On Jan 24, 2014, at 1:14 PM, Al Kossow <aek at bitsavers.org> wrote:
On 1/24/14 9:36 AM, John Wilson wrote:
Almost definitely showing my own ignorance
(I'm very new to serial comms),
but my impression is that in the old days, synchronous ports *always* used
a modem-supplied (etc.) external clock signal, and it's only newer fancy-pants
ports like the Zilog Z85(2)30 that try to be cute about using a PLL to derive
a clock from transitions in the bit stream.
Manchester-encoded transmission schemes have embedded clocking. These go back well
before the days of the SCC. The on-wire encoding was normally hidden by whatever
modem was handling what was on the wire, so all you would see would be clock and
data. Think of the distinction today between the PHY and MAC in an Ethernet interface.
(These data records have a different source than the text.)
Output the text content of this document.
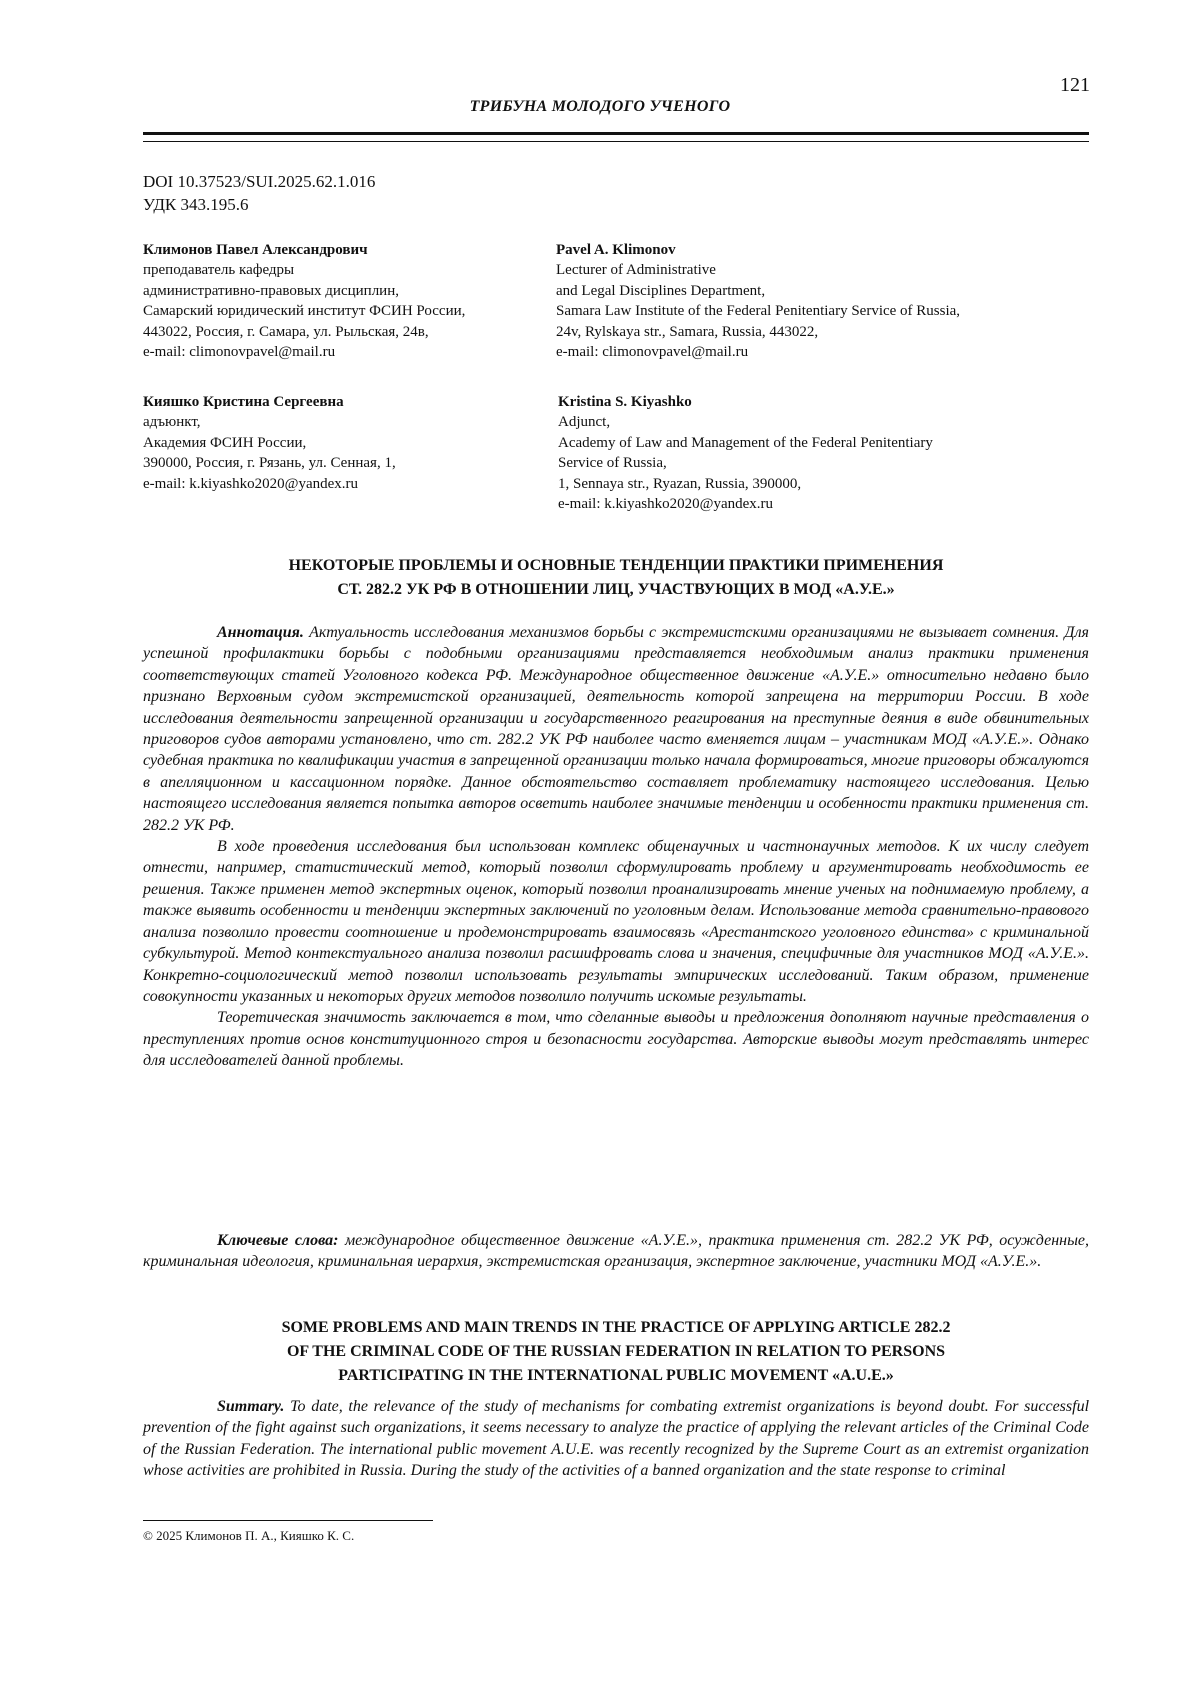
121
ТРИБУНА МОЛОДОГО УЧЕНОГО
DOI 10.37523/SUI.2025.62.1.016
УДК 343.195.6
Климонов Павел Александрович
преподаватель кафедры
административно-правовых дисциплин,
Самарский юридический институт ФСИН России,
443022, Россия, г. Самара, ул. Рыльская, 24в,
e-mail: climonovpavel@mail.ru
Pavel A. Klimonov
Lecturer of Administrative
and Legal Disciplines Department,
Samara Law Institute of the Federal Penitentiary Service of Russia,
24v, Rylskaya str., Samara, Russia, 443022,
e-mail: climonovpavel@mail.ru
Кияшко Кристина Сергеевна
адъюнкт,
Академия ФСИН России,
390000, Россия, г. Рязань, ул. Сенная, 1,
e-mail: k.kiyashko2020@yandex.ru
Kristina S. Kiyashko
Adjunct,
Academy of Law and Management of the Federal Penitentiary
Service of Russia,
1, Sennaya str., Ryazan, Russia, 390000,
e-mail: k.kiyashko2020@yandex.ru
НЕКОТОРЫЕ ПРОБЛЕМЫ И ОСНОВНЫЕ ТЕНДЕНЦИИ ПРАКТИКИ ПРИМЕНЕНИЯ
СТ. 282.2 УК РФ В ОТНОШЕНИИ ЛИЦ, УЧАСТВУЮЩИХ В МОД «А.У.Е.»

Аннотация. Актуальность исследования механизмов борьбы с экстремистскими организациями не вызывает сомнения. Для успешной профилактики борьбы с подобными организациями представляется необходимым анализ практики применения соответствующих статей Уголовного кодекса РФ. Международное общественное движение «А.У.Е.» относительно недавно было признано Верховным судом экстремистской организацией, деятельность которой запрещена на территории России. В ходе исследования деятельности запрещенной организации и государственного реагирования на преступные деяния в виде обвинительных приговоров судов авторами установлено, что ст. 282.2 УК РФ наиболее часто вменяется лицам – участникам МОД «А.У.Е.». Однако судебная практика по квалификации участия в запрещенной организации только начала формироваться, многие приговоры обжалуются в апелляционном и кассационном порядке. Данное обстоятельство составляет проблематику настоящего исследования. Целью настоящего исследования является попытка авторов осветить наиболее значимые тенденции и особенности практики применения ст. 282.2 УК РФ.

В ходе проведения исследования был использован комплекс общенаучных и частнонаучных методов. К их числу следует отнести, например, статистический метод, который позволил сформулировать проблему и аргументировать необходимость ее решения. Также применен метод экспертных оценок, который позволил проанализировать мнение ученых на поднимаемую проблему, а также выявить особенности и тенденции экспертных заключений по уголовным делам. Использование метода сравнительно-правового анализа позволило провести соотношение и продемонстрировать взаимосвязь «Арестантского уголовного единства» с криминальной субкультурой. Метод контекстуального анализа позволил расшифровать слова и значения, специфичные для участников МОД «А.У.Е.». Конкретно-социологический метод позволил использовать результаты эмпирических исследований. Таким образом, применение совокупности указанных и некоторых других методов позволило получить искомые результаты.

Теоретическая значимость заключается в том, что сделанные выводы и предложения дополняют научные представления о преступлениях против основ конституционного строя и безопасности государства. Авторские выводы могут представлять интерес для исследователей данной проблемы.

Ключевые слова: международное общественное движение «А.У.Е.», практика применения ст. 282.2 УК РФ, осужденные, криминальная идеология, криминальная иерархия, экстремистская организация, экспертное заключение, участники МОД «А.У.Е.».

SOME PROBLEMS AND MAIN TRENDS IN THE PRACTICE OF APPLYING ARTICLE 282.2
OF THE CRIMINAL CODE OF THE RUSSIAN FEDERATION IN RELATION TO PERSONS
PARTICIPATING IN THE INTERNATIONAL PUBLIC MOVEMENT «A.U.E.»

Summary. To date, the relevance of the study of mechanisms for combating extremist organizations is beyond doubt. For successful prevention of the fight against such organizations, it seems necessary to analyze the practice of applying the relevant articles of the Criminal Code of the Russian Federation. The international public movement A.U.E. was recently recognized by the Supreme Court as an extremist organization whose activities are prohibited in Russia. During the study of the activities of a banned organization and the state response to criminal

© 2025 Климонов П. А., Кияшко К. С.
Manchester encoding is an excellent example of a modulation scheme that provides bit clock
as part of the demodulation process. Given the required bandwidth, it?s a good LAN (or
tape, e.g., DECtape) scheme, not so much for long distance connections.
Some other simple modulation schemes are not clocked; FSK is a good example (110 baud, 300
baud, and Bell 202 modems). But many others, and in particular any of the faster phone
modem schemes (1200 bps and up) use modulation where the demodulator recovers the bit
clock as part of (or in order to do) the demodulation. PSK is an example, and certainly
anything harder like QAM inherently depends on having a good receiver clock.